Sunday, May 28, 2006

SPAM and Eggs

     Until recently, if you mentioned SPAM, my mind would immediately shift to the Monty Python’s SPAM Sketch.  But this changed a few weeks ago, when I met my mother and father at a Holiday House for lunch.  On the buffet, amidst other dishes recognizable and unrecognizable, was a container of stewed prunes.  

     “I ate so many prunes in the Service that, when I got out, I told your mother I’d never eat a prune again,” my father remarked with a laugh.  “And I haven’t eaten many!”

     My father never talked much about his time in the military when we were growing up, but now that he is nearing 82, he will share his memories from time to time.  My father was a Naval Hospital Corpsman (HMC).  He retired from the Navy after having served in both WWII and Korea.

     As we ate our lunch, Dad shared a few of his memories with me and my four children.  Another dish that was apparently as ubiquitous as prunes was SPAM.  

     “Fatty stuff – couldn’t stand it,” he grimaced.

     My father’s grandmother loved fat.  She would eat the fat others removed from their meat.  Great Grandmother also made the best noodles on the planet – so good that my older brother once asked her to mail him some!  She kept a box of chocolate-covered cherries in her bureau drawer.  On our visits, she would sit me in her ample lap and share a precious morsel.  She lived to be nearly 100 years old.  My father loved his grandmother dearly -- but he doesn’t share her love of fat.

     Fatty or not, SPAM was extremely helpful in preventing starvation among British and Soviet troops and civilians in WWII.  However, my father and many of the soldiers on Guadalcanal might disagree with British Prime Minister Margaret Thatcher, who called SPAM a “war-time delicacy.”  My father described an incident when a Japanese plane bombed the supply depot – destroying their store of SPAM.

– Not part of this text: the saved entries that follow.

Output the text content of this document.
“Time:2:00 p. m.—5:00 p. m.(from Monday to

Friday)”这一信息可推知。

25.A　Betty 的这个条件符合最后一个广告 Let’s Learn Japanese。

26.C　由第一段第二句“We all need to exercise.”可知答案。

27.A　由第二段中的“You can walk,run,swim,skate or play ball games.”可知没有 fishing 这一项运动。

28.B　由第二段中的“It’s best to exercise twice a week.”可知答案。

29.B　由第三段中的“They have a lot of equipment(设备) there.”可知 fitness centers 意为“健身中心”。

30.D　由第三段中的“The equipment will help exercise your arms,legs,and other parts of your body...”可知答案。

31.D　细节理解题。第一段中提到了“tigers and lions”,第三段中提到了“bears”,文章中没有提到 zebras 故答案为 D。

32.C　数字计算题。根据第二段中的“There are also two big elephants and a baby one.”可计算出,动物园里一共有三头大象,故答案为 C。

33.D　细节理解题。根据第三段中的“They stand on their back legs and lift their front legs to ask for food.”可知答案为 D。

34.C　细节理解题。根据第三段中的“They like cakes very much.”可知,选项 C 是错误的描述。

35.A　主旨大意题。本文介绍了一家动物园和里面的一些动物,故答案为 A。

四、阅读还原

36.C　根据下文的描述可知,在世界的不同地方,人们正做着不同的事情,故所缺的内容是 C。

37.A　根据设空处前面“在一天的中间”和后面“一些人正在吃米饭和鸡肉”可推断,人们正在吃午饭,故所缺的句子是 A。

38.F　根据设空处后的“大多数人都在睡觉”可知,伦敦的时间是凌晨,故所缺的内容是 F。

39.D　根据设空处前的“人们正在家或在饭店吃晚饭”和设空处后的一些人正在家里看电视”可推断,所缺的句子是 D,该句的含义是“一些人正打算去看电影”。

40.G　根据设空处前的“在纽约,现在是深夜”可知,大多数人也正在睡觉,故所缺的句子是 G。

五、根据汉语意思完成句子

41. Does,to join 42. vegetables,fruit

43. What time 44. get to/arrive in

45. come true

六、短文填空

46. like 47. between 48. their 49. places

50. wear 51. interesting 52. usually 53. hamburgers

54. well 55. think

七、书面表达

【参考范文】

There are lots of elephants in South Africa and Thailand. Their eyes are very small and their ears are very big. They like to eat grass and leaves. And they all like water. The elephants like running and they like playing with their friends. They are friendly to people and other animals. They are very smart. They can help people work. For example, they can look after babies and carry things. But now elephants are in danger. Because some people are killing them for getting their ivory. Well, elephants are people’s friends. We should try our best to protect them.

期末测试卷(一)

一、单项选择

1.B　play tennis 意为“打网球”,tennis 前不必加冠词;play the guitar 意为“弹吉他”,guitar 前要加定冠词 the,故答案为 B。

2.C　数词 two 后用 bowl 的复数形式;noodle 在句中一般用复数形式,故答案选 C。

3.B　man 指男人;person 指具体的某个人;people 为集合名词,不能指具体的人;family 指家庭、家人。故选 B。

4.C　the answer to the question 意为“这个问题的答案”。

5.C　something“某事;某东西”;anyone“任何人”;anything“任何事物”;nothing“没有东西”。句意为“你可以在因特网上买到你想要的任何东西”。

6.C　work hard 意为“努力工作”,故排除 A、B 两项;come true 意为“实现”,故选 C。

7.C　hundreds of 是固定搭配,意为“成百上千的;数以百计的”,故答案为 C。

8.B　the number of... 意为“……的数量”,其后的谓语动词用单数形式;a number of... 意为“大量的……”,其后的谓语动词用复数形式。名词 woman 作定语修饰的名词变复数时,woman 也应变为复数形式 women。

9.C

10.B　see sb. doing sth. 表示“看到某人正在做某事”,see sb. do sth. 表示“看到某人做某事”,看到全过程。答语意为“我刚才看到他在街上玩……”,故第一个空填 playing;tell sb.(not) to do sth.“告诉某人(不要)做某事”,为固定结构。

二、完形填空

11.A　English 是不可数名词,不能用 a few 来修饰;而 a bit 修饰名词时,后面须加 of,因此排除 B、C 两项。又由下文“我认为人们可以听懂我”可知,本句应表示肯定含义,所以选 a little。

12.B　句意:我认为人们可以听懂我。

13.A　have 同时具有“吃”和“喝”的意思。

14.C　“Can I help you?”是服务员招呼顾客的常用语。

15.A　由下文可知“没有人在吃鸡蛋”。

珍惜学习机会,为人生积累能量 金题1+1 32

     “We all cheered!” he chuckled.

     I pictured my father and his fellow Skeeter Beaters, brave young men, standing in the suffocating heat so far away from home, applauding the demise of the hated tins of luncheon meat.  At that moment, those men seemed connected with all the other soldiers, past and present, who sacrifice not only their comfort, but risk life and limb to keep our nation free, and I was humbled by their sacrifice.

     Our meal progressed, and the discussion of war-time foods did as well.  After SPAM, there came the dehydrated foods, including powdered eggs.  My father said he used to carry a bottle of Tabasco Sauce with him in his pocket.  

     “It was the only way I could stomach those eggs.”

       Growing up, our kitchen never lacked Tabasco Sauce, and the pantry never held SPAM.  My husband and our four children like SPAM.  Maybe I’ve picked up an instinctive dislike for the stuff.  But I think I will always be happy to see SPAM, because from now on, when I see a can of SPAM, I will think of my father and the brave Allied soldiers of World War II.